The vision relies heavily on a few simple and effective moves . Internally a central ‘street’ runs east to west, slicing the plan in two. Required furniture storage, service spaces and bathrooms are all located on the northern half, split between three floors. This is a practical placing of these lower-order elements to the north, where a more conventional solid flat façade and reduced glazing respond to the serious northern solar penetration.
Caring little for the trappings of try-hard grandeur, CRAB cares very much for the qualities that might engender a rich learning environment. One that provides a wide variety of interconnected but distinct interior spaces, from social to private and from interactive to contemplative.
The street is much more than a circulation corridor. It also generates sociability, exchange and belonging.

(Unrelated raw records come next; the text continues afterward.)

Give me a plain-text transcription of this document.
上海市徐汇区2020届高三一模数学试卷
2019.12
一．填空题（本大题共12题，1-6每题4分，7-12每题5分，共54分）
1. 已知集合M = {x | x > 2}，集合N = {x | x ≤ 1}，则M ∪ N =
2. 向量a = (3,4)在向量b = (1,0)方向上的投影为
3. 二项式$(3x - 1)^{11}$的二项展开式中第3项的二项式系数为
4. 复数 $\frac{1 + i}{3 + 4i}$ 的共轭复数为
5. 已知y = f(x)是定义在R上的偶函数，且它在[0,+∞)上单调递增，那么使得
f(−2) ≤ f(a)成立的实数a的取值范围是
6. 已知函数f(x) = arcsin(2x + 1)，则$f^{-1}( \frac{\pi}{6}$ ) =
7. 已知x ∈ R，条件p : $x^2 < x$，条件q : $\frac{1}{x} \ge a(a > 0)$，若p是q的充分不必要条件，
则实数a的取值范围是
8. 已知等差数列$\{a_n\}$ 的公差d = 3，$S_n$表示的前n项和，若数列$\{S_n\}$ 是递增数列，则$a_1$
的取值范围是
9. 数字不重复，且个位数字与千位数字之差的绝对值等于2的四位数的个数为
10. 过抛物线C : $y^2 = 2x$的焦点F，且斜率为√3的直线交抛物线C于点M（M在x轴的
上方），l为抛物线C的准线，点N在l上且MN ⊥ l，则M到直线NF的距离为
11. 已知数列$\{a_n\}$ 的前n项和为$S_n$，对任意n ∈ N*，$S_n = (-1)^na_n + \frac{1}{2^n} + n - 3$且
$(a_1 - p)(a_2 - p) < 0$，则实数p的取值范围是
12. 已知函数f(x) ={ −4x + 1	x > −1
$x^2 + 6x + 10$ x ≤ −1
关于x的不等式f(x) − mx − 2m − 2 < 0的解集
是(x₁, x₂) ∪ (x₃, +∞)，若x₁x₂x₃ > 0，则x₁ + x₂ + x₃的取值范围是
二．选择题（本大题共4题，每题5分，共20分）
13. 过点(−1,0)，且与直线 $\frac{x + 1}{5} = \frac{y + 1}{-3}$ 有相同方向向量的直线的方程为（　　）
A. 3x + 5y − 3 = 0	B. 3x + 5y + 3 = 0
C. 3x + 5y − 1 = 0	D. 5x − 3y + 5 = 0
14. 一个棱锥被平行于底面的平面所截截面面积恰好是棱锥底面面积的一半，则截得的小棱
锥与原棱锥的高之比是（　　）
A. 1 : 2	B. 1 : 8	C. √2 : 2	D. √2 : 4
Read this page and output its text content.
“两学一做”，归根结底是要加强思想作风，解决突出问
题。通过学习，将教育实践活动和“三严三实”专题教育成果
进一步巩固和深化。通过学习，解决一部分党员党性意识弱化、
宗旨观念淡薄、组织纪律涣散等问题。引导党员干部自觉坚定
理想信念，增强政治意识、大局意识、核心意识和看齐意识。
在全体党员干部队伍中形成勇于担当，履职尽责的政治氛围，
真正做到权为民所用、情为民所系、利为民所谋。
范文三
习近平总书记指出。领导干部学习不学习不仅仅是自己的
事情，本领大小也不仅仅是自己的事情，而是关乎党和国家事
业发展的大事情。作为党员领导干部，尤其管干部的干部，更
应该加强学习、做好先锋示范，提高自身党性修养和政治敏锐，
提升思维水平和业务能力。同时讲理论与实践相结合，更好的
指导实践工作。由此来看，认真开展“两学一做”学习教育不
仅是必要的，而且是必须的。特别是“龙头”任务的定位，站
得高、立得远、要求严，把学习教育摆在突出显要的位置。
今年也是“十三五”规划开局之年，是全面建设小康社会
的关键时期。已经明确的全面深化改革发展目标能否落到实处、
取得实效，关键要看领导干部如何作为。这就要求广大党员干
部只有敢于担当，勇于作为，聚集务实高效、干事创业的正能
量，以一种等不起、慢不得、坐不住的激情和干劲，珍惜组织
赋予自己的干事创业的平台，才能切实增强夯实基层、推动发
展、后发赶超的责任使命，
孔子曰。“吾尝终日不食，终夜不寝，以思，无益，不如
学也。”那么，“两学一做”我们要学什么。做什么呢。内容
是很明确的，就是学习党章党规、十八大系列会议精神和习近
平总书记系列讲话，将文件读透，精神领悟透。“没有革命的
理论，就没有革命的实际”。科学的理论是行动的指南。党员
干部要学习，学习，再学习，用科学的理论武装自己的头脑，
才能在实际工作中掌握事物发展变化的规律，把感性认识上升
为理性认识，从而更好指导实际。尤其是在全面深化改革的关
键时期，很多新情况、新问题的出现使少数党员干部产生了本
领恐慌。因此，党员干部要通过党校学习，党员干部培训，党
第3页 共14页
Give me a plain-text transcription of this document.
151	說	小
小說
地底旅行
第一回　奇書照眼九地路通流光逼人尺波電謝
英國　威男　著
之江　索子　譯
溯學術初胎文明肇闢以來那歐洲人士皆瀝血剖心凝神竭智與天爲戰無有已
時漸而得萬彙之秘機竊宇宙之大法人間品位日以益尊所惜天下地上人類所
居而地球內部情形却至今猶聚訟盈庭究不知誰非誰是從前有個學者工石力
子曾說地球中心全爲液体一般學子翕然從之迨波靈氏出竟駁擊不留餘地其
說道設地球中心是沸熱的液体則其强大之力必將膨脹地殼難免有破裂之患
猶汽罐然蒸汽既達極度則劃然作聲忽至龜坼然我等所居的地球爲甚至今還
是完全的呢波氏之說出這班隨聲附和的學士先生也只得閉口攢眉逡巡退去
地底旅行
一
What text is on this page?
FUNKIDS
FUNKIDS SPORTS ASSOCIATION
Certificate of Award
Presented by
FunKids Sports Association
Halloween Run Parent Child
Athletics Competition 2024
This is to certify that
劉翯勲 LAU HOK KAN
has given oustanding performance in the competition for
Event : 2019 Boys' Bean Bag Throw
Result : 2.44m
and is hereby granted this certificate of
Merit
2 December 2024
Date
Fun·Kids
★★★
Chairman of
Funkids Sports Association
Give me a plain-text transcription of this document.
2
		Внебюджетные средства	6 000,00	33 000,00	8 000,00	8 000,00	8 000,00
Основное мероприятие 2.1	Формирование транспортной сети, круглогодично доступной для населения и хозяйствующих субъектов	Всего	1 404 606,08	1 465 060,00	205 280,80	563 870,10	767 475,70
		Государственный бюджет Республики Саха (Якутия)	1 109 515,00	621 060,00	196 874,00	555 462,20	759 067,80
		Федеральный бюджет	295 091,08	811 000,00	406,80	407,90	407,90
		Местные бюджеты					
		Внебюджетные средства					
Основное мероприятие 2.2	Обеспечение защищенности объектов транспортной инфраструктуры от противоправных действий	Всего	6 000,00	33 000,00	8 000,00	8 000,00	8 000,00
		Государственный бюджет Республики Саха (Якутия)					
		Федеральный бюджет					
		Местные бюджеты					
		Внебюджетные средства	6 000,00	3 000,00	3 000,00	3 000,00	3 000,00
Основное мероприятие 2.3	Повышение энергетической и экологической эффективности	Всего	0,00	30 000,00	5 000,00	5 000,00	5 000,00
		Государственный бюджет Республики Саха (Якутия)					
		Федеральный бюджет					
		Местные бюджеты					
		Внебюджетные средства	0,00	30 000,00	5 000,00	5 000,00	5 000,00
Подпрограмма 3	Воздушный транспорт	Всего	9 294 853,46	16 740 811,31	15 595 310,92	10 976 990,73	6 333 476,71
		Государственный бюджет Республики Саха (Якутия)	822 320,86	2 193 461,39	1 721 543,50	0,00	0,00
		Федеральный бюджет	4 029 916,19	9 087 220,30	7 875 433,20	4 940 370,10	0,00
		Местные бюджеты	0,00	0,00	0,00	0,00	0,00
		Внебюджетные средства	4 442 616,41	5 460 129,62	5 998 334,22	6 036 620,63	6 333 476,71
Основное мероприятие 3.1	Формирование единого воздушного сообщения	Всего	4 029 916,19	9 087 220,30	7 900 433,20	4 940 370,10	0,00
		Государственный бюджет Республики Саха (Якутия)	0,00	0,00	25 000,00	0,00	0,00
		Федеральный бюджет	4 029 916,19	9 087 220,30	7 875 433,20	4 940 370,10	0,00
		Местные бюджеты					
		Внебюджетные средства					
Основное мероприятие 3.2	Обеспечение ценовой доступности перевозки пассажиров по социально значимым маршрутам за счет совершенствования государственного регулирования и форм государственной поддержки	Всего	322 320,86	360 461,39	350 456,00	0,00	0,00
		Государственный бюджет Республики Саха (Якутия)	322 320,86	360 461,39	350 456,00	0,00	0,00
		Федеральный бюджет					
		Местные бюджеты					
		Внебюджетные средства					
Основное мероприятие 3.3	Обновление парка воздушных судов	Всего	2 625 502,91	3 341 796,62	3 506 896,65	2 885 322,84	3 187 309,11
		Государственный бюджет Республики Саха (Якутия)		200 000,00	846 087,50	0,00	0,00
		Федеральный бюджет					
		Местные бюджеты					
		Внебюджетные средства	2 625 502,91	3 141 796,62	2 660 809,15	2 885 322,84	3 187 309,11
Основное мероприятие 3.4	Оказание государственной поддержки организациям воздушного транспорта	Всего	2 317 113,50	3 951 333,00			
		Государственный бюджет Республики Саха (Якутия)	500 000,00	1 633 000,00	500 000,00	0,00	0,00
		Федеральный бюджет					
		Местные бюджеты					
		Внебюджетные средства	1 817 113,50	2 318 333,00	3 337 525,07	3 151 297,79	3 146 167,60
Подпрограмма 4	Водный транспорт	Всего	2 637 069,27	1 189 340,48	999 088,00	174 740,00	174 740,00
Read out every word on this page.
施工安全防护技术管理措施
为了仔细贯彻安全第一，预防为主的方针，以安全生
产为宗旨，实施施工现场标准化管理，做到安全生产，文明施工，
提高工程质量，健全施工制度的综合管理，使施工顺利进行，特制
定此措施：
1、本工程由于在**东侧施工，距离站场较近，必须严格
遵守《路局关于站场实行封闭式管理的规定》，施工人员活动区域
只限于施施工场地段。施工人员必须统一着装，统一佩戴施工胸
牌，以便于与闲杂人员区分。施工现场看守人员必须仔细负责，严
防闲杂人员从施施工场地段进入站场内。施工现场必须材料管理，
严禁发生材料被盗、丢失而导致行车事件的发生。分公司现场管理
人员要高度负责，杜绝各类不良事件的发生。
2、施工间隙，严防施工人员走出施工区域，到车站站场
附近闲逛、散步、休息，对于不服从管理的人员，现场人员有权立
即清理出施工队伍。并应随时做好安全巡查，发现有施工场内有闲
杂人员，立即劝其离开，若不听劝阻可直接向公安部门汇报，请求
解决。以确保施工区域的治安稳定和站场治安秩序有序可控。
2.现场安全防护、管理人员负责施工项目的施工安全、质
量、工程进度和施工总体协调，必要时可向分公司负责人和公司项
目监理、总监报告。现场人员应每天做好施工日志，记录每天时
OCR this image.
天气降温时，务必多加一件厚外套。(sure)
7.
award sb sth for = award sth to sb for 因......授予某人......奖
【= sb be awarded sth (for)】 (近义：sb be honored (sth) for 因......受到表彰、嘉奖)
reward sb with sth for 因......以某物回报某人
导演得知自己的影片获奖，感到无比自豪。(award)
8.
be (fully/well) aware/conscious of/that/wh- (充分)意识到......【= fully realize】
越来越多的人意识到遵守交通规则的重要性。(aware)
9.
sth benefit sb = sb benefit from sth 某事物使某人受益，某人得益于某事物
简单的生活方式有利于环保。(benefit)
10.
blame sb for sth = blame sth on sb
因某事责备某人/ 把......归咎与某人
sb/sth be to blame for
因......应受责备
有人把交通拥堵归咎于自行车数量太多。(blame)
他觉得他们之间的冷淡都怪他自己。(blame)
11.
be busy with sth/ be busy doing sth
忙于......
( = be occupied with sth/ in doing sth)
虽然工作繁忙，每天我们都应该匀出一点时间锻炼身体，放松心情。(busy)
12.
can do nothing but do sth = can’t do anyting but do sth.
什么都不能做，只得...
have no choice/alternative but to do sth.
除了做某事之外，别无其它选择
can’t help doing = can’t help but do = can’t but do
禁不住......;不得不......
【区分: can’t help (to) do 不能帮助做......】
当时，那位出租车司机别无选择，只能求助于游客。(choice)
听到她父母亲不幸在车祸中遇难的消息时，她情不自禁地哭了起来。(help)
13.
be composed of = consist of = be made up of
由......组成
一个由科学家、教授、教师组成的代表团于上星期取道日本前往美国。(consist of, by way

Knee-high timber plinths serve as benches to dally around. Stairs peel off while lateral view lines through the building allow for people–watching…….
The large bespoke ‘scoops’ that line the street are undoubtedly the project’s masterstroke…… At ground level they encircle a series of modest meeting areas, whilst at the top they unfurl wildly, bending and curling through the central volume.
….The subtle humour of window shades to the north that look like a collection of raised eyebrows , the forest of timber columns that support billowing deep eaves on the south and the relaxed symmetry of furniture throughout the studio spaces (also designed by CRAB) all come together to make this building a celebration of the heterogeneous over the homogeneous, of occupation over object and of the particular over the general.
Andrew Mackenzie . Architectural Review. February 2014.